Toronto
2 min

How many dead Iraqis?

It's hard to be charitable after the US election

Credit: Xtra files

Have you noticed how rarely we are told the number of Iraqi civilians being killed in the current war? In contrast, we are constantly updated with the latest death toll of “America’s sons and daughters,” as soldiers fighting in Iraq are often called.



At least we are now getting accurate tallies of military deaths, after Editor And Publisher, a US industry magazine, chastised the media for reporting only combat deaths.



The total number of US military deaths at the time of this revelation was nearly double the number of those who died in combat. The number of US military killed in Iraq passed the 1,000 mark in late September.



I suppose one could blame the media, too, for failing to drive home the numbers of Iraqis killed by Americans. But is anyone asking? Are readers of newspapers and watchers of television news demanding to know?



To be fair, there is no official death toll for Iraqis. And deaths in faraway places always seem somewhat unreal and removed from our own lives. But you’d think that, when your own country is doing the killing, it might hit a little closer to home. You might be concerned, feel responsible, even.



It’s convenient to blame the media for society’s ills. People are basically good, the argument goes, and the media – seen as an omnipotent, ideological apparatus – is basically bad. The media deceive people and program them to elect presidents like George W Bush.



It’s hard to be so charitable after the recent US election. Before, it was easier to argue that those who supported the war believed that Iraq was an imminent threat to the US. It was easier to argue that the president waging the war did not have the full support of Americans, given that he did not win the popular vote in the 2000 election.
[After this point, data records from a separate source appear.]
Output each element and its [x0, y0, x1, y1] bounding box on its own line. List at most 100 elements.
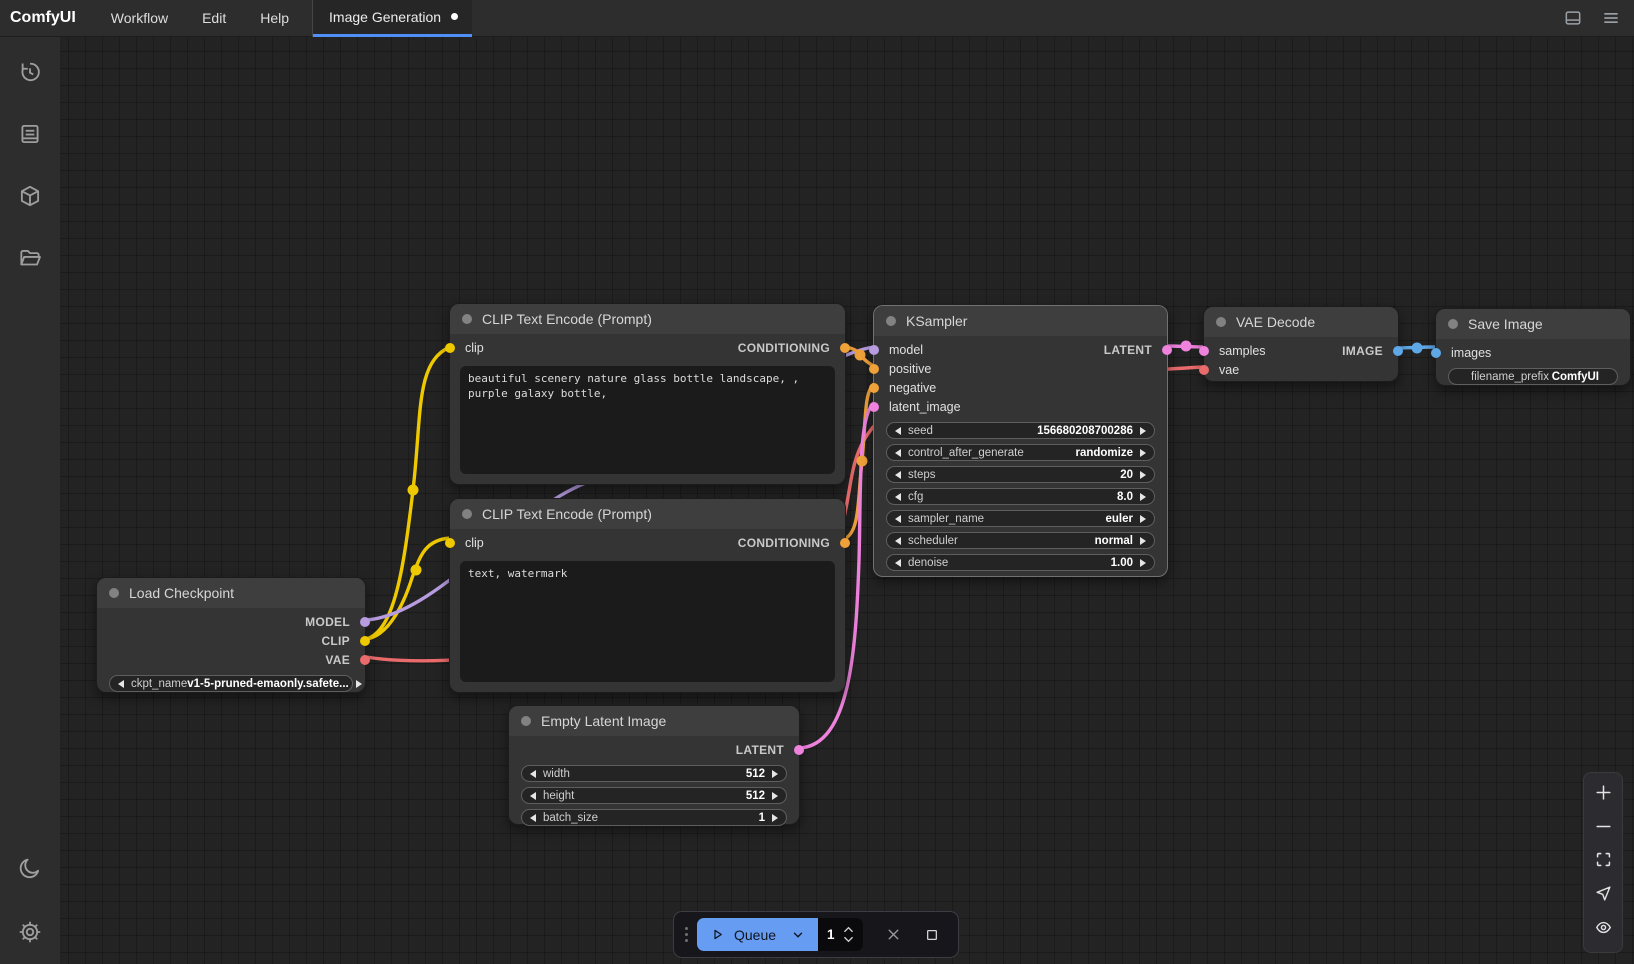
- increment-arrow-icon[interactable]: [1140, 471, 1146, 479]
- collapse-dot-icon[interactable]: [521, 716, 531, 726]
- menu-help[interactable]: Help: [243, 0, 306, 36]
- settings-gear-icon[interactable]: [8, 910, 52, 954]
- zoom-in-icon[interactable]: [1594, 783, 1613, 807]
- clip-output-dot[interactable]: [360, 636, 370, 646]
- node-header[interactable]: Empty Latent Image: [509, 706, 799, 736]
- clip-input-dot[interactable]: [445, 343, 455, 353]
- node-header[interactable]: KSampler: [874, 306, 1167, 336]
- batch-size-widget[interactable]: batch_size 1: [521, 809, 787, 826]
- increment-arrow-icon[interactable]: [356, 680, 362, 688]
- queue-options-chevron-icon[interactable]: [791, 928, 805, 942]
- height-widget[interactable]: height 512: [521, 787, 787, 804]
- zoom-out-icon[interactable]: [1594, 817, 1613, 841]
- negative-input-dot[interactable]: [869, 383, 879, 393]
- node-library-icon[interactable]: [8, 174, 52, 218]
- hamburger-menu-icon[interactable]: [1600, 7, 1622, 29]
- decrement-arrow-icon[interactable]: [530, 770, 536, 778]
- node-clip-text-encode-positive[interactable]: CLIP Text Encode (Prompt) clip CONDITION…: [449, 303, 846, 485]
- theme-moon-icon[interactable]: [8, 846, 52, 890]
- decrement-arrow-icon[interactable]: [895, 559, 901, 567]
- collapse-dot-icon[interactable]: [1216, 317, 1226, 327]
- tab-image-generation[interactable]: Image Generation: [313, 0, 472, 37]
- increment-arrow-icon[interactable]: [1140, 449, 1146, 457]
- output-row-clip: CLIP: [97, 631, 365, 650]
- filename-prefix-widget[interactable]: filename_prefix ComfyUI: [1448, 368, 1618, 385]
- width-widget[interactable]: width 512: [521, 765, 787, 782]
- node-header[interactable]: VAE Decode: [1204, 307, 1398, 337]
- increment-arrow-icon[interactable]: [1140, 559, 1146, 567]
- increment-arrow-icon[interactable]: [772, 792, 778, 800]
- sampler-name-widget[interactable]: sampler_name euler: [886, 510, 1155, 527]
- latent-output-dot[interactable]: [1162, 345, 1172, 355]
- collapse-dot-icon[interactable]: [109, 588, 119, 598]
- positive-input-dot[interactable]: [869, 364, 879, 374]
- scheduler-widget[interactable]: scheduler normal: [886, 532, 1155, 549]
- cfg-widget[interactable]: cfg 8.0: [886, 488, 1155, 505]
- denoise-widget[interactable]: denoise 1.00: [886, 554, 1155, 571]
- decrement-arrow-icon[interactable]: [895, 471, 901, 479]
- increment-arrow-icon[interactable]: [772, 770, 778, 778]
- increment-arrow-icon[interactable]: [1140, 537, 1146, 545]
- conditioning-output-dot[interactable]: [840, 343, 850, 353]
- increment-arrow-icon[interactable]: [772, 814, 778, 822]
- node-vae-decode[interactable]: VAE Decode samples IMAGE vae: [1203, 306, 1399, 382]
- decrement-arrow-icon[interactable]: [530, 814, 536, 822]
- queue-list-icon[interactable]: [8, 112, 52, 156]
- node-ksampler[interactable]: KSampler model LATENT positive negative …: [873, 305, 1168, 577]
- node-load-checkpoint[interactable]: Load Checkpoint MODEL CLIP VAE ckpt_name…: [96, 577, 366, 693]
- clip-input-dot[interactable]: [445, 538, 455, 548]
- node-header[interactable]: Save Image: [1436, 309, 1630, 339]
- conditioning-output-dot[interactable]: [840, 538, 850, 548]
- stop-icon[interactable]: [924, 927, 940, 943]
- node-clip-text-encode-negative[interactable]: CLIP Text Encode (Prompt) clip CONDITION…: [449, 498, 846, 693]
- collapse-dot-icon[interactable]: [1448, 319, 1458, 329]
- decrement-arrow-icon[interactable]: [895, 515, 901, 523]
- steps-widget[interactable]: steps 20: [886, 466, 1155, 483]
- latent-output-dot[interactable]: [794, 745, 804, 755]
- toggle-link-visibility-icon[interactable]: [1594, 918, 1613, 942]
- node-save-image[interactable]: Save Image images filename_prefix ComfyU…: [1435, 308, 1631, 386]
- model-input-dot[interactable]: [869, 345, 879, 355]
- clear-queue-icon[interactable]: [885, 926, 902, 943]
- decrement-arrow-icon[interactable]: [118, 680, 124, 688]
- node-empty-latent-image[interactable]: Empty Latent Image LATENT width 512 heig…: [508, 705, 800, 825]
- drag-handle-icon[interactable]: [685, 927, 688, 942]
- negative-prompt-textarea[interactable]: text, watermark: [460, 561, 835, 682]
- latent-image-input-dot[interactable]: [869, 402, 879, 412]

But now, a solid majority of US voters has backed Bush and the war in Iraq, long after anyone is pretending that big weapons are at issue. Sixty million Americans have condoned the slaughter of countless Iraqi civilians – and given the green light for the slaughter to continue. This in an election where voters identified “moral values” as their top concern when voting!



To add insult to injury, CNN reports that exit polls show 23 percent of self-identified gay men ad lesbians voted for Bush.



Globe And Mail columnist Rick Salutin recently turned the blame-the-media argument on its head. He quoted Slovenian philosopher Slavoj Zizek pointing the finger back at citizens themselves. “The key factor is not that people are duped – there’s an active will not to know.”



Nowhere is this more evident than in a Republican election ad called Ashley’s Story. The televised ad – the biggest ad buy of the campaign, apparently – exploits the tragic loss of a loved one while shilling for a president who mass produces such loss overseas.



The ad tells the story of Ashley, whose mother was killed in the World Trade Center on Sep 11, 2001. Ashley is introduced to president Bush at a rally in Ohio, and they are photographed as he gives her a big, protective, fatherly hug.



Filmed later for the ad, Ashley enthuses: “He’s the most powerful man in the world, and all he wants to do is make sure I’m safe.”



I’m afraid that’s not all, Ashley.



Various estimates have put the number of Iraqis killed by Americans in the low tens of thousands. The Lancet, a British medical journal, recently published a report estimating that 100,000 Iraqis have been killed so far. The report claims that Iraqis are 58 times more likely to die violent deaths since the US invaded.



Dear Ashley. I’m really sorry your mom got killed on 9/11. I really am. But killing moms in Iraq won’t make you more secure.



America sleeps safe and sound on a bed made soft by the rotting corpses of tens of thousands of Iraqis. Do you still feel the pea of fear, princess? How many dead Iraqis will make it better?



* David Walberg is Xtra’s publisher.